Another example is Sodexo – a private prison management provider. It cut employee numbers by around 200 and a subsequent BBC Panorama documentary detailed escapes and widespread drug use in the prisons they managed and also criticised a lack of safety for both prisoners and prison officers. Sodexo acknowledged the programme had highlighted problems and said it would investigate, but added that there had been “positive actions and improvements” already.

Similar practices were observed at a children’s prison run by security firm G4S, where an officer was left with brain damage after an attack by inmates. G4S admitted liability for the officer’s injuries and agreed a settlement with him.

Pay the fine, it’s cheaper

The second lesson is it can be cost-effective to breach contracts and pay fines. Companies sometimes breach the terms of their public-private contracts because it’s in their economic interest.
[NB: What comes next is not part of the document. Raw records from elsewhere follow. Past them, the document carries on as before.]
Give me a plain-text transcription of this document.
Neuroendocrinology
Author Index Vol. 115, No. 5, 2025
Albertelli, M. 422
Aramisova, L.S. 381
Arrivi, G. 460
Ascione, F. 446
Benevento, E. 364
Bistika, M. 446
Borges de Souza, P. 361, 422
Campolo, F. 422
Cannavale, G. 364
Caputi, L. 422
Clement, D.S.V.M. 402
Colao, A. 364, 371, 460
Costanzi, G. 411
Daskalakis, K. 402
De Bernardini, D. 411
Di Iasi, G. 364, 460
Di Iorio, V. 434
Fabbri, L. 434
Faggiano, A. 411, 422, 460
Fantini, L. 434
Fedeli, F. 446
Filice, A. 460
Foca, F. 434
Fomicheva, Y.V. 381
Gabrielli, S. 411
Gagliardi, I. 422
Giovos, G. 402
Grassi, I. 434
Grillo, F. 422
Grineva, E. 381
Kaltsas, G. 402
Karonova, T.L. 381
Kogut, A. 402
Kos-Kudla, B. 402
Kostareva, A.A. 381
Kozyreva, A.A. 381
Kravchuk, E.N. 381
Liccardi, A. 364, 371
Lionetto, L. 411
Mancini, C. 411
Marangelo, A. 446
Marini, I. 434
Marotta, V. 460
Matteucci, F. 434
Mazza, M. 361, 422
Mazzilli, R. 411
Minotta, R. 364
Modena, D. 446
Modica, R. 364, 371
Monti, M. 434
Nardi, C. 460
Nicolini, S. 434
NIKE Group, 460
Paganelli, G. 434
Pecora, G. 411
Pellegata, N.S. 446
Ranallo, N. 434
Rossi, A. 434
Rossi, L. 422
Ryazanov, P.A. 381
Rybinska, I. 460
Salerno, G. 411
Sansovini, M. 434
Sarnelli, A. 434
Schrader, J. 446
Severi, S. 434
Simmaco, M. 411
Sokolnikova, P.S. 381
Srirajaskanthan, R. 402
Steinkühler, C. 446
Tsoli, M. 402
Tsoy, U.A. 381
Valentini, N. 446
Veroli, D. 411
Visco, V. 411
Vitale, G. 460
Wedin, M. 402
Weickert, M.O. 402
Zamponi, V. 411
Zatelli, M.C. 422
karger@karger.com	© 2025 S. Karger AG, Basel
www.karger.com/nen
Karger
This even has a name – economists call it “efficiency breach”.

For instance, a parliamentary report found that between 2010 and 2016 G4S was fined 100 times for breaching contracts – paying out roughly £3 million. As one MP suggested, these fines compared to its profits are a “slap on the wrist”. The same has been said of water companies.

When observing the fines in comparison to the profitable contracts, it’s easy to posit what the motivations of many in the UK’s public service system are. In 2017, despite previous indictments of wrongdoing, G4S won £25 million of government contracts.

In 2020 the firm won another £300 million contract to run Wellingborough “mega-prison” in England. Despite some raised eyebrows, G4S said at the time it aimed to make the site a blueprint for “innovation, rehabilitation and modernisation” in the prison service.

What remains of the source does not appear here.